Porque nos mantemos calados quando deveriamos falar, porque nos rimos quando nos apetecia chorar, porque não ajudamos quando deveriamos ajudar. A cobardia em que vivemos destrói a nossa vontade de sonhar.

“A Justiça é um dom dos deuses, polícias e criminosos um vómito do Diabo num dia em que acordou ressacado”.

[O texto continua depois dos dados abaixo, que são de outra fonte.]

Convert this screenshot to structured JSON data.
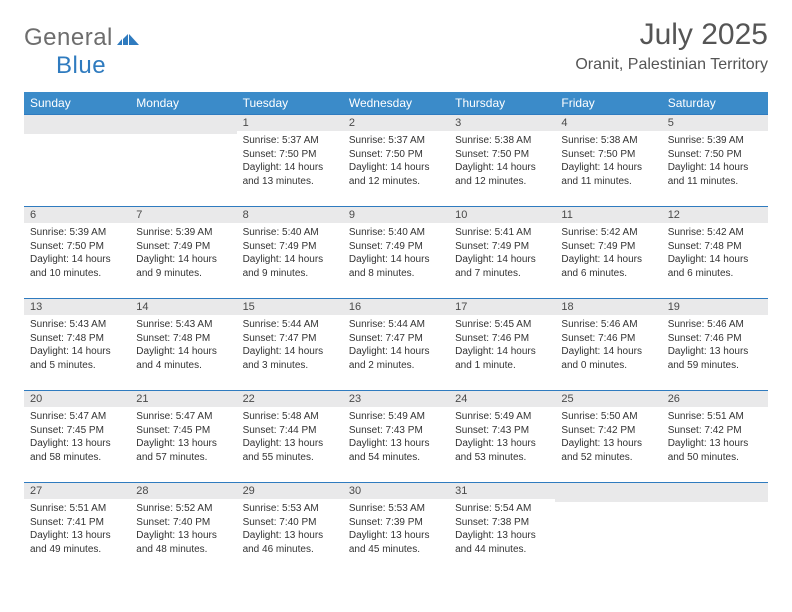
{
  "brand": {
    "text1": "General",
    "text2": "Blue"
  },
  "title": "July 2025",
  "location": "Oranit, Palestinian Territory",
  "colors": {
    "header_bg": "#3b8bc9",
    "header_text": "#ffffff",
    "daynum_bg": "#e9e9ea",
    "border_top": "#2f7bbf",
    "body_text": "#333333",
    "logo_gray": "#6d6d6d",
    "logo_blue": "#2f7bbf",
    "page_bg": "#ffffff"
  },
  "fonts": {
    "title_pt": 30,
    "location_pt": 16,
    "header_pt": 12,
    "daynum_pt": 11,
    "cell_pt": 10
  },
  "day_headers": [
    "Sunday",
    "Monday",
    "Tuesday",
    "Wednesday",
    "Thursday",
    "Friday",
    "Saturday"
  ],
  "weeks": [
    [
      {
        "n": "",
        "lines": []
      },
      {
        "n": "",
        "lines": []
      },
      {
        "n": "1",
        "lines": [
          "Sunrise: 5:37 AM",
          "Sunset: 7:50 PM",
          "Daylight: 14 hours",
          "and 13 minutes."
        ]
      },
      {
        "n": "2",
        "lines": [
          "Sunrise: 5:37 AM",
          "Sunset: 7:50 PM",
          "Daylight: 14 hours",
          "and 12 minutes."
        ]
      },
      {
        "n": "3",
        "lines": [
          "Sunrise: 5:38 AM",
          "Sunset: 7:50 PM",
          "Daylight: 14 hours",
          "and 12 minutes."
        ]
      },
      {
        "n": "4",
        "lines": [
          "Sunrise: 5:38 AM",
          "Sunset: 7:50 PM",
          "Daylight: 14 hours",
          "and 11 minutes."
        ]
      },
      {
        "n": "5",
        "lines": [
          "Sunrise: 5:39 AM",
          "Sunset: 7:50 PM",
          "Daylight: 14 hours",
          "and 11 minutes."
        ]
      }
    ],
    [
      {
        "n": "6",
        "lines": [
          "Sunrise: 5:39 AM",
          "Sunset: 7:50 PM",
          "Daylight: 14 hours",
          "and 10 minutes."
        ]
      },
      {
        "n": "7",
        "lines": [
          "Sunrise: 5:39 AM",
          "Sunset: 7:49 PM",
          "Daylight: 14 hours",
          "and 9 minutes."
        ]
      },
      {
        "n": "8",
        "lines": [
          "Sunrise: 5:40 AM",
          "Sunset: 7:49 PM",
          "Daylight: 14 hours",
          "and 9 minutes."
        ]
      },
      {
        "n": "9",
        "lines": [
          "Sunrise: 5:40 AM",
          "Sunset: 7:49 PM",
          "Daylight: 14 hours",
          "and 8 minutes."
        ]
      },
      {
        "n": "10",
        "lines": [
          "Sunrise: 5:41 AM",
          "Sunset: 7:49 PM",
          "Daylight: 14 hours",
          "and 7 minutes."
        ]
      },
      {
        "n": "11",
        "lines": [
          "Sunrise: 5:42 AM",
          "Sunset: 7:49 PM",
          "Daylight: 14 hours",
          "and 6 minutes."
        ]
      },
      {
        "n": "12",
        "lines": [
          "Sunrise: 5:42 AM",
          "Sunset: 7:48 PM",
          "Daylight: 14 hours",
          "and 6 minutes."
        ]
      }
    ],
    [
      {
        "n": "13",
        "lines": [
          "Sunrise: 5:43 AM",
          "Sunset: 7:48 PM",
          "Daylight: 14 hours",
          "and 5 minutes."
        ]
      },
      {
        "n": "14",
        "lines": [
          "Sunrise: 5:43 AM",
          "Sunset: 7:48 PM",
          "Daylight: 14 hours",
          "and 4 minutes."
        ]
      },
      {
        "n": "15",
        "lines": [
          "Sunrise: 5:44 AM",
          "Sunset: 7:47 PM",
          "Daylight: 14 hours",
          "and 3 minutes."
        ]
      },
      {
        "n": "16",
        "lines": [
          "Sunrise: 5:44 AM",
          "Sunset: 7:47 PM",
          "Daylight: 14 hours",
          "and 2 minutes."
        ]
      },
      {
        "n": "17",
        "lines": [
          "Sunrise: 5:45 AM",
          "Sunset: 7:46 PM",
          "Daylight: 14 hours",
          "and 1 minute."
        ]
      },
      {
        "n": "18",
        "lines": [
          "Sunrise: 5:46 AM",
          "Sunset: 7:46 PM",
          "Daylight: 14 hours",
          "and 0 minutes."
        ]
      },
      {
        "n": "19",
        "lines": [
          "Sunrise: 5:46 AM",
          "Sunset: 7:46 PM",
          "Daylight: 13 hours",
          "and 59 minutes."
        ]
      }
    ],
    [
      {
        "n": "20",
        "lines": [
          "Sunrise: 5:47 AM",
          "Sunset: 7:45 PM",
          "Daylight: 13 hours",
          "and 58 minutes."
        ]
      },
      {
        "n": "21",
        "lines": [
          "Sunrise: 5:47 AM",
          "Sunset: 7:45 PM",
          "Daylight: 13 hours",
          "and 57 minutes."
        ]
      },
      {
        "n": "22",
        "lines": [
          "Sunrise: 5:48 AM",
          "Sunset: 7:44 PM",
          "Daylight: 13 hours",
          "and 55 minutes."
        ]
      },
      {
        "n": "23",
        "lines": [
          "Sunrise: 5:49 AM",
          "Sunset: 7:43 PM",
          "Daylight: 13 hours",
          "and 54 minutes."
        ]
      },
      {
        "n": "24",
        "lines": [
          "Sunrise: 5:49 AM",
          "Sunset: 7:43 PM",
          "Daylight: 13 hours",
          "and 53 minutes."
        ]
      },
      {
        "n": "25",
        "lines": [
          "Sunrise: 5:50 AM",
          "Sunset: 7:42 PM",
          "Daylight: 13 hours",
          "and 52 minutes."
        ]
      },
      {
        "n": "26",
        "lines": [
          "Sunrise: 5:51 AM",
          "Sunset: 7:42 PM",
          "Daylight: 13 hours",
          "and 50 minutes."
        ]
      }
    ],
    [
      {
        "n": "27",
        "lines": [
          "Sunrise: 5:51 AM",
          "Sunset: 7:41 PM",
          "Daylight: 13 hours",
          "and 49 minutes."
        ]
      },
      {
        "n": "28",
        "lines": [
          "Sunrise: 5:52 AM",
          "Sunset: 7:40 PM",
          "Daylight: 13 hours",
          "and 48 minutes."
        ]
      },
      {
        "n": "29",
        "lines": [
          "Sunrise: 5:53 AM",
          "Sunset: 7:40 PM",
          "Daylight: 13 hours",
          "and 46 minutes."
        ]
      },
      {
        "n": "30",
        "lines": [
          "Sunrise: 5:53 AM",
          "Sunset: 7:39 PM",
          "Daylight: 13 hours",
          "and 45 minutes."
        ]
      },
      {
        "n": "31",
        "lines": [
          "Sunrise: 5:54 AM",
          "Sunset: 7:38 PM",
          "Daylight: 13 hours",
          "and 44 minutes."
        ]
      },
      {
        "n": "",
        "lines": []
      },
      {
        "n": "",
        "lines": []
      }
    ]
  ]
}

Flashman - A Odisseia de um Cobarde - George MacDonald Fraser

Sinopse

Ele é um mentiroso, ele é um cobarde, ele seduziu a amante do próprio pai. Ele é Harry Flashman e esta é a sua deliciosa odisseia. Dos salões vitorianos de Londres às fronteiras exóticas do Império, prepare-se para conhecer o maior herói do Império Britânico. Pode um homem que foi expulso da escola por andar sempre bêbado, que seduziu a amante do próprio pai, que mente com quantos dentes tem e é um cobarde desavergonhado no campo de batalha, protagonizar uma série de triunfantes aventuras na era vitoriana? A escandalosa saga de Flashman, herói e soldado, mulherengo e agente secreto relutante, emerge numa série de memórias campeãs de vendas em que o herói gingão revê, na segurança da velhice, as suas proezas na cama e no campo de batalha.

O autor

George MacDonald Fraser (1925-2008) esteve num Regimento escocês na Índia e no Médio Oriente, trabalhou na imprensa na Grã-Bretanha e no Canadá e, além da série Flashman, deu ao prelo muitos outros romances de sucesso, o último dos quais Black Ajax. Milhares de leitores em todo o mundo têm apreciado também os três volumes de contos sobre o soldado McAuslan. Escreveu inúmeros guiões de cinema, nomeadamente Os Três Mosqueteiros, Os Quatro Mosqueteiros e um filme de James Bond, Operação Tentáculo.

Críticas de imprensa

«A série Flashman vibra de acção… e é muito, muito divertida.»
The Times

A minha opinião

Incrível. Desde início somos levados por um desenrolar de acontecimentos absolutamente estrondosos. Flashman é aquele personagem a quem tudo acontece e a capacidade para se desenvencilhar das inúmeras situações em que se coloca é deveras brilhante. No desenrolar da história somos levados a dizer que desta ele não se safa, está mesmo tramado, mas depois no decurso dos acontecimentos Flashman, abençoado pela sorte, consegue desembaraçar-se de situações incríveis, muitas vezes ganhando pontos ele próprio e quase sempre às custas de outros. É aquele “amigo” em quem não podemos nunca confiar. Egoísta e cínico, primeiro ele e depois... ele. É expulso da escola por ser apanhado bêbado, quando conhece a bonita amante do pai não perde tempo e lança-se num ataque implacável que acaba por dar frutos. Logo de seguida alista-se na vida militar arrancando uma mesada choruda ao pai que prefere pagar para não o ter próximo.
E assim é Harry Flashman, tipo arrogante que vê as mulheres como objecto sexual de prazer e cobarde quanto baste quando toca a mostrar o seu carácter.
Este romance de aventuras é um manuscrito do próprio Harry Flashman. Pode-se dizer que é uma autobiografia. Acreditemos ou não nas façanhas protagonizadas, os relatos mostram-se fidedignos aos acontecimentos históricos na altura, tanto em termos de acontecimentos como de personagens, assim o relatam os entendidos. Fala sobre a retirada dos ingleses das terras do Afeganistão, das atrucidades que foram vítimas soldados, mulheres e crianças. Critica também o comando Inglês, uma autêntica anedota, mesmo com soldados valentes e corajosos sob comando de completos inúteis. Este romance vale pelo todo, se por um lado nos brinda com um personagem capaz de nos soltar gargalhadas, por outro traz-nos uma panóplia de acontecimentos históricos muitas vezes dramáticos que a guerra e injustiça conseguem provocar.